Resultados do Consumo em Supermercados
O consumo dos brasileiros nos supermercados apresentou um crescimento de 1,92% no primeiro trimestre de 2026, conforme dados divulgados na última quinta-feira (23) pela Associação Brasileira de Supermercados (Abras). O mês de março, em particular, registrou um impulso significativo, com uma alta de 6,21% em comparação a fevereiro e um avanço de 3,20% em relação ao mesmo mês do ano anterior.
Os dados foram ajustados de acordo com o Índice Nacional de Preços ao Consumidor Amplo (IPCA/IBGE) e abrangem todos os formatos de supermercados no país. Segundo a Abras, o crescimento observado em março pode ser atribuído à antecipação das compras para a Páscoa, que acontece no início de abril, bem como ao efeito do calendário de fevereiro, mês que teve um número menor de dias.
“O salto de março evidencia tanto a antecipação de compras para a Páscoa, celebrada no início de abril, quanto o efeito-calendário de fevereiro”, destacou a Abras em seu relatório.
Impacto das Transferências Sociais
A associação também atribuiu parte do desempenho positivo ao influxo de recursos na economia. Em março, o programa Bolsa Família atendeu 18,73 milhões de lares, resultando em uma transferência total de R$ 12,77 bilhões. Além disso, o pagamento do PIS/PASEP injetou aproximadamente R$ 2,5 bilhões no segundo lote de pagamentos do programa, o que contribuiu para o aumento do consumo.
Cesta de Compras em Alta
O indicador Abrasmercado, que monitora a variação de preços de 35 produtos de consumo popular, apontou um aumento de 2,20% em março. Em meses anteriores, as variações tinham sido de +0,47% em fevereiro e -0,16% em janeiro. Com esse resultado, o valor médio da cesta de produtos subiu de R$ 802,88 para R$ 820,54.
Dentre os produtos básicos, o feijão teve a maior elevação, com um aumento expressivo de 15,40%, seguido pelo leite longa vida, que subiu 11,74%. No acumulado do trimestre, o feijão apresentou uma alta total de 28,11%, enquanto o leite longa vida teve um crescimento de 6,80%. Outros produtos como a massa de espaguete (+0,91%), a margarina cremosa (+0,84%) e a farinha de mandioca (+0,69%) também registraram aumentos significativos.

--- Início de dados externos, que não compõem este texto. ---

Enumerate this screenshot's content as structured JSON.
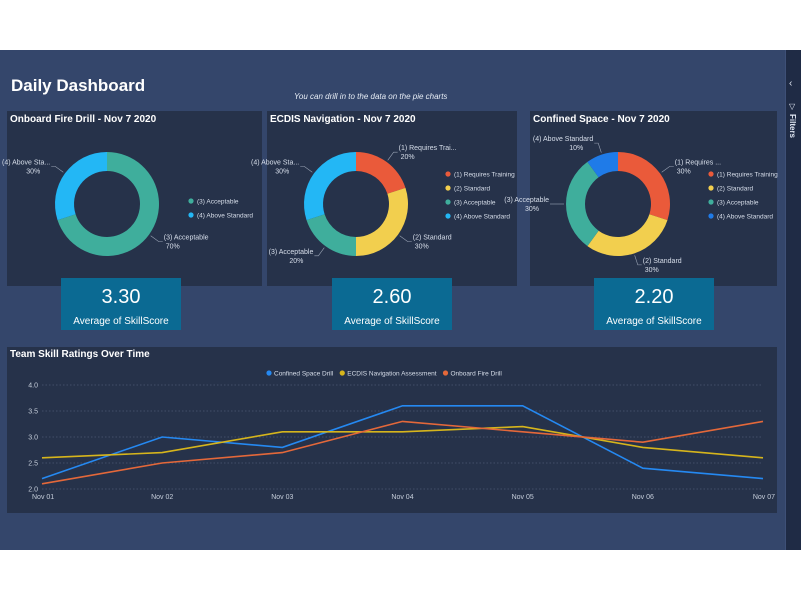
{
  "page": {
    "title": "Daily Dashboard",
    "subtitle": "You can drill in to the data on the pie charts",
    "filters_label": "Filters",
    "filters_chevron": "‹",
    "filters_funnel": "▽"
  },
  "colors": {
    "requires_training": "#ea5a3a",
    "standard": "#f2cf4e",
    "acceptable": "#3fae9c",
    "above_standard_cyan": "#23b7f5",
    "above_standard_blue": "#1f7be8",
    "line_confined": "#2589f2",
    "line_ecdis": "#d6b51c",
    "line_fire": "#e4683a"
  },
  "kpis": [
    {
      "value": "3.30",
      "label": "Average of SkillScore"
    },
    {
      "value": "2.60",
      "label": "Average of SkillScore"
    },
    {
      "value": "2.20",
      "label": "Average of SkillScore"
    }
  ],
  "chart_data": [
    {
      "type": "pie",
      "title": "Onboard Fire Drill - Nov 7 2020",
      "slices": [
        {
          "name": "(3) Acceptable",
          "value": 70,
          "label_name": "(3) Acceptable",
          "label_pct": "70%",
          "color": "#3fae9c"
        },
        {
          "name": "(4) Above Standard",
          "value": 30,
          "label_name": "(4) Above Sta...",
          "label_pct": "30%",
          "color": "#23b7f5"
        }
      ],
      "legend": [
        "(3) Acceptable",
        "(4) Above Standard"
      ]
    },
    {
      "type": "pie",
      "title": "ECDIS Navigation - Nov 7 2020",
      "slices": [
        {
          "name": "(1) Requires Training",
          "value": 20,
          "label_name": "(1) Requires Trai...",
          "label_pct": "20%",
          "color": "#ea5a3a"
        },
        {
          "name": "(2) Standard",
          "value": 30,
          "label_name": "(2) Standard",
          "label_pct": "30%",
          "color": "#f2cf4e"
        },
        {
          "name": "(3) Acceptable",
          "value": 20,
          "label_name": "(3) Acceptable",
          "label_pct": "20%",
          "color": "#3fae9c"
        },
        {
          "name": "(4) Above Standard",
          "value": 30,
          "label_name": "(4) Above Sta...",
          "label_pct": "30%",
          "color": "#23b7f5"
        }
      ],
      "legend": [
        "(1) Requires Training",
        "(2) Standard",
        "(3) Acceptable",
        "(4) Above Standard"
      ]
    },
    {
      "type": "pie",
      "title": "Confined Space - Nov 7 2020",
      "slices": [
        {
          "name": "(1) Requires Training",
          "value": 30,
          "label_name": "(1) Requires ...",
          "label_pct": "30%",
          "color": "#ea5a3a"
        },
        {
          "name": "(2) Standard",
          "value": 30,
          "label_name": "(2) Standard",
          "label_pct": "30%",
          "color": "#f2cf4e"
        },
        {
          "name": "(3) Acceptable",
          "value": 30,
          "label_name": "(3) Acceptable",
          "label_pct": "30%",
          "color": "#3fae9c"
        },
        {
          "name": "(4) Above Standard",
          "value": 10,
          "label_name": "(4) Above Standard",
          "label_pct": "10%",
          "color": "#1f7be8"
        }
      ],
      "legend": [
        "(1) Requires Training",
        "(2) Standard",
        "(3) Acceptable",
        "(4) Above Standard"
      ]
    },
    {
      "type": "line",
      "title": "Team Skill Ratings Over Time",
      "categories": [
        "Nov 01",
        "Nov 02",
        "Nov 03",
        "Nov 04",
        "Nov 05",
        "Nov 06",
        "Nov 07"
      ],
      "ylim": [
        2.0,
        4.0
      ],
      "yticks": [
        "4.0",
        "3.5",
        "3.0",
        "2.5",
        "2.0"
      ],
      "grid": true,
      "legend_position": "top",
      "series": [
        {
          "name": "Confined Space Drill",
          "color": "#2589f2",
          "values": [
            2.2,
            3.0,
            2.8,
            3.6,
            3.6,
            2.4,
            2.2
          ]
        },
        {
          "name": "ECDIS Navigation Assessment",
          "color": "#d6b51c",
          "values": [
            2.6,
            2.7,
            3.1,
            3.1,
            3.2,
            2.8,
            2.6
          ]
        },
        {
          "name": "Onboard Fire Drill",
          "color": "#e4683a",
          "values": [
            2.1,
            2.5,
            2.7,
            3.3,
            3.1,
            2.9,
            3.3
          ]
        }
      ]
    }
  ]
}
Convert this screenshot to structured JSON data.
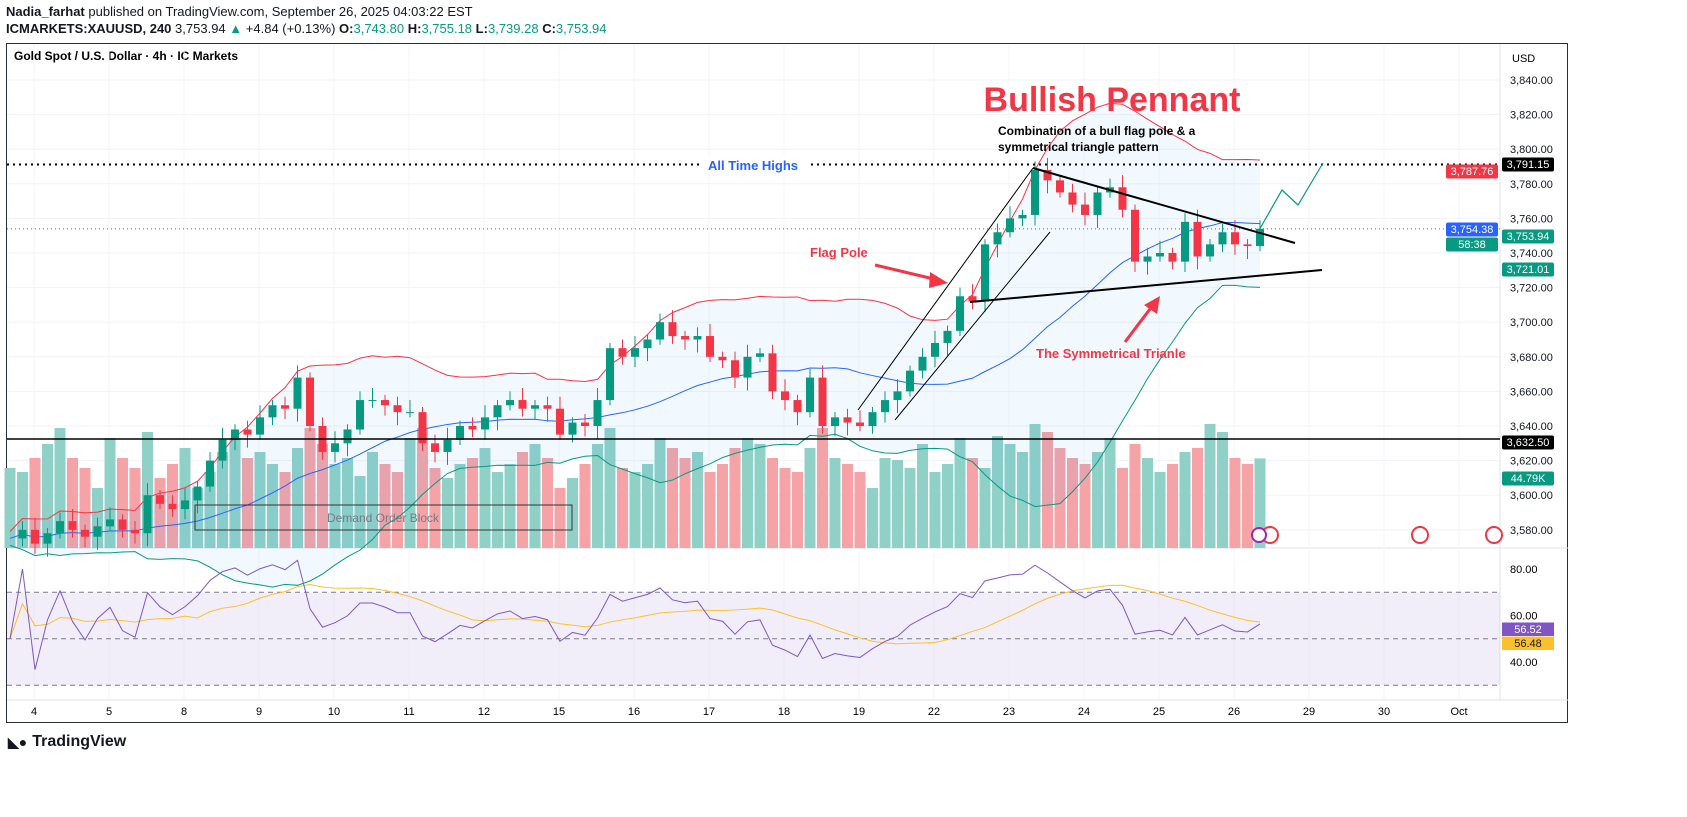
{
  "header": {
    "author": "Nadia_farhat",
    "published": "published on TradingView.com, September 26, 2025 04:03:22 EST",
    "symbol": "ICMARKETS:XAUUSD, 240",
    "last": "3,753.94",
    "arrow": "▲",
    "change": "+4.84 (+0.13%)",
    "o_label": "O:",
    "o": "3,743.80",
    "h_label": "H:",
    "h": "3,755.18",
    "l_label": "L:",
    "l": "3,739.28",
    "c_label": "C:",
    "c": "3,753.94"
  },
  "footer": {
    "brand": "TradingView"
  },
  "colors": {
    "up": "#089981",
    "down": "#f23645",
    "volUp": "#8fd1c7",
    "volDown": "#f5a3a7",
    "bbUpper": "#f23645",
    "bbLower": "#089981",
    "basis": "#2962ff",
    "rsi": "#7e57c2",
    "rsiMa": "#fbc02d"
  },
  "chart_data": {
    "type": "candlestick",
    "title": "Gold Spot / U.S. Dollar · 4h · IC Markets",
    "currency": "USD",
    "ylim": [
      3570,
      3850
    ],
    "yticks": [
      3580,
      3600,
      3620,
      3640,
      3660,
      3680,
      3700,
      3720,
      3740,
      3760,
      3780,
      3800,
      3820,
      3840
    ],
    "xticks": [
      "4",
      "5",
      "8",
      "9",
      "10",
      "11",
      "12",
      "15",
      "16",
      "17",
      "18",
      "19",
      "22",
      "23",
      "24",
      "25",
      "26",
      "29",
      "30",
      "Oct"
    ],
    "closes": [
      3575,
      3580,
      3572,
      3578,
      3585,
      3580,
      3576,
      3582,
      3586,
      3580,
      3578,
      3600,
      3595,
      3592,
      3597,
      3605,
      3620,
      3632,
      3638,
      3635,
      3645,
      3652,
      3650,
      3668,
      3640,
      3625,
      3630,
      3638,
      3655,
      3655,
      3652,
      3648,
      3648,
      3630,
      3625,
      3632,
      3640,
      3638,
      3645,
      3652,
      3655,
      3650,
      3652,
      3650,
      3635,
      3642,
      3640,
      3655,
      3685,
      3680,
      3685,
      3690,
      3700,
      3692,
      3690,
      3692,
      3680,
      3678,
      3668,
      3680,
      3682,
      3660,
      3655,
      3648,
      3668,
      3640,
      3645,
      3642,
      3640,
      3648,
      3655,
      3660,
      3672,
      3680,
      3688,
      3695,
      3715,
      3712,
      3745,
      3752,
      3760,
      3762,
      3788,
      3782,
      3775,
      3768,
      3762,
      3775,
      3778,
      3765,
      3735,
      3738,
      3740,
      3735,
      3758,
      3738,
      3745,
      3752,
      3745,
      3744,
      3754
    ],
    "volumes": [
      40,
      38,
      45,
      52,
      60,
      45,
      40,
      30,
      55,
      45,
      40,
      58,
      35,
      42,
      50,
      30,
      38,
      48,
      55,
      45,
      48,
      42,
      38,
      50,
      60,
      52,
      42,
      45,
      36,
      48,
      42,
      38,
      55,
      60,
      40,
      35,
      42,
      45,
      50,
      38,
      42,
      48,
      52,
      45,
      30,
      35,
      42,
      52,
      60,
      40,
      38,
      42,
      55,
      50,
      45,
      48,
      38,
      42,
      50,
      55,
      52,
      45,
      40,
      38,
      50,
      60,
      45,
      42,
      38,
      30,
      45,
      44,
      40,
      52,
      38,
      42,
      55,
      45,
      40,
      56,
      52,
      48,
      62,
      58,
      50,
      45,
      42,
      48,
      55,
      40,
      52,
      45,
      38,
      42,
      48,
      50,
      62,
      58,
      45,
      42,
      44.79
    ],
    "rsi_yticks": [
      40,
      60,
      80
    ],
    "levels": {
      "ath": {
        "value": 3791.15,
        "label": "3,791.15"
      },
      "support": {
        "value": 3632.5,
        "label": "3,632.50"
      }
    },
    "price_labels": [
      {
        "text": "3,787.76",
        "value": 3787.76,
        "color": "#f23645"
      },
      {
        "text": "3,754.38",
        "value": 3754.38,
        "color": "#2962ff"
      },
      {
        "text": "3,753.94",
        "value": 3753.94,
        "color": "#089981",
        "sub": "58:38"
      },
      {
        "text": "3,721.01",
        "value": 3721.01,
        "color": "#089981"
      }
    ],
    "volume_label": "44.79K",
    "rsi_labels": [
      {
        "text": "56.52",
        "color": "#7e57c2"
      },
      {
        "text": "56.48",
        "color": "#fbc02d"
      }
    ],
    "annotations": {
      "title": "Bullish Pennant",
      "subtitle1": "Combination of a bull flag pole & a",
      "subtitle2": "symmetrical triangle pattern",
      "ath": "All Time Highs",
      "flagpole": "Flag Pole",
      "triangle": "The Symmetrical Trianle",
      "demand": "Demand Order Block"
    }
  }
}
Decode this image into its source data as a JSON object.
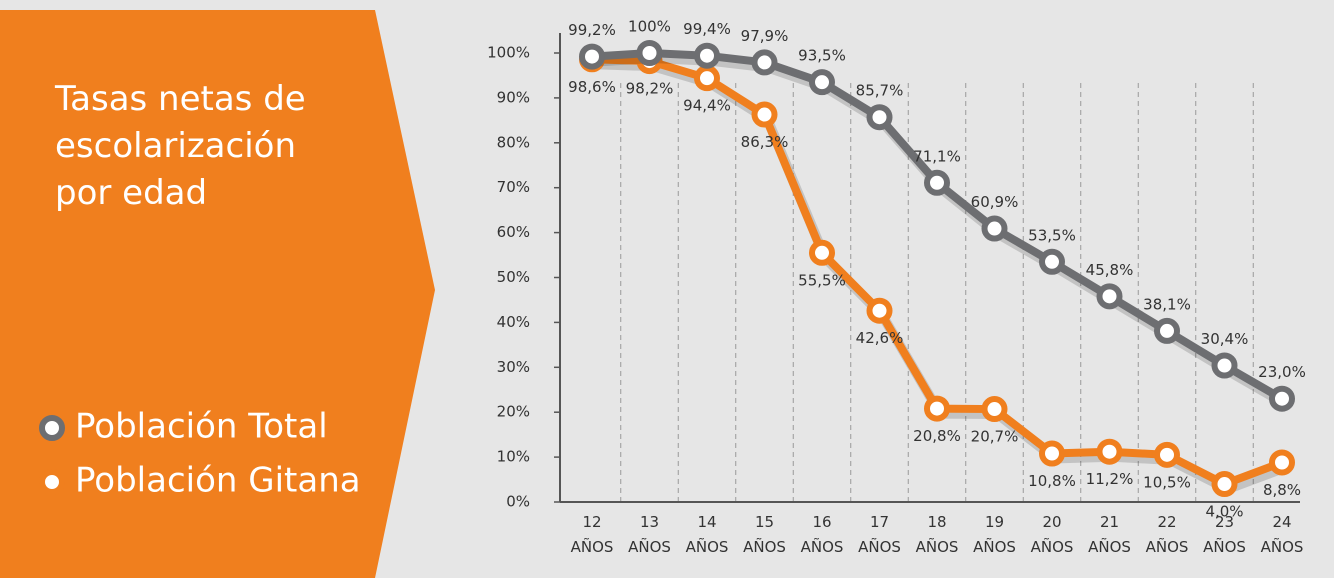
{
  "chart_data": {
    "type": "line",
    "title": "Tasas netas de escolarización por edad",
    "categories": [
      "12 AÑOS",
      "13 AÑOS",
      "14 AÑOS",
      "15 AÑOS",
      "16 AÑOS",
      "17 AÑOS",
      "18 AÑOS",
      "19 AÑOS",
      "20 AÑOS",
      "21 AÑOS",
      "22 AÑOS",
      "23 AÑOS",
      "24 AÑOS"
    ],
    "series": [
      {
        "name": "Población Total",
        "color": "#6d6e71",
        "values": [
          99.2,
          100,
          99.4,
          97.9,
          93.5,
          85.7,
          71.1,
          60.9,
          53.5,
          45.8,
          38.1,
          30.4,
          23.0
        ],
        "value_labels": [
          "99,2%",
          "100%",
          "99,4%",
          "97,9%",
          "93,5%",
          "85,7%",
          "71,1%",
          "60,9%",
          "53,5%",
          "45,8%",
          "38,1%",
          "30,4%",
          "23,0%"
        ]
      },
      {
        "name": "Población Gitana",
        "color": "#f07f1e",
        "values": [
          98.6,
          98.2,
          94.4,
          86.3,
          55.5,
          42.6,
          20.8,
          20.7,
          10.8,
          11.2,
          10.5,
          4.0,
          8.8
        ],
        "value_labels": [
          "98,6%",
          "98,2%",
          "94,4%",
          "86,3%",
          "55,5%",
          "42,6%",
          "20,8%",
          "20,7%",
          "10,8%",
          "11,2%",
          "10,5%",
          "4,0%",
          "8,8%"
        ]
      }
    ],
    "ylim": [
      0,
      100
    ],
    "yticks": [
      {
        "value": 0,
        "label": "0%"
      },
      {
        "value": 10,
        "label": "10%"
      },
      {
        "value": 20,
        "label": "20%"
      },
      {
        "value": 30,
        "label": "30%"
      },
      {
        "value": 40,
        "label": "40%"
      },
      {
        "value": 50,
        "label": "50%"
      },
      {
        "value": 60,
        "label": "60%"
      },
      {
        "value": 70,
        "label": "70%"
      },
      {
        "value": 80,
        "label": "80%"
      },
      {
        "value": 90,
        "label": "90%"
      },
      {
        "value": 100,
        "label": "100%"
      }
    ],
    "grid": true
  }
}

Contrapõe-se a isso, quedas em produtos como açúcar refinado (-2,98%), café torrado e moído (-1,28%), óleo de soja (-0,70%), arroz (-0,30%) e farinha de trigo (-0,24%). No setor de proteínas, os ovos tiveram um aumento de 6,65%, enquanto a carne bovina, tanto do corte traseiro (+3,01%) quanto do dianteiro (+1,12%), também registrou variações positivas. Por outro lado, o frango congelado (-1,33%) e o pernil (-0,85%) apresentaram quedas em março, sendo que o corte traseiro de carne bovina acumulou um aumento de 6,29% no trimestre.
Variações Regionais
Ao se analisarem os preços regionalmente, o Nordeste registrou a maior alta em março, com um aumento de 2,49%, fazendo com que o valor médio da cesta passasse de R$ 720,53 para R$ 738,47. O Sudeste também teve um aumento considerável de 2,20%, enquanto o Sul cresceu 1,92%. O Centro-Oeste e o Norte acompanharam a tendência, com altas de 1,83% e 1,82%, respectivamente.
Expectativas Futuras
De acordo com a Abras, as expectativas para o segundo trimestre também são otimistas, com possíveis aumentos no consumo devido à antecipação do 13º salário de aposentados e pensionistas do INSS, que deve totalizar R$ 78,2 bilhões, com pagamentos a partir de 24 de abril. Além disso, o primeiro lote de restituições do Imposto de Renda de 2026 poderá injetar cerca de R$ 16 bilhões na economia, beneficiando aproximadamente 9 milhões de contribuintes até o final de maio.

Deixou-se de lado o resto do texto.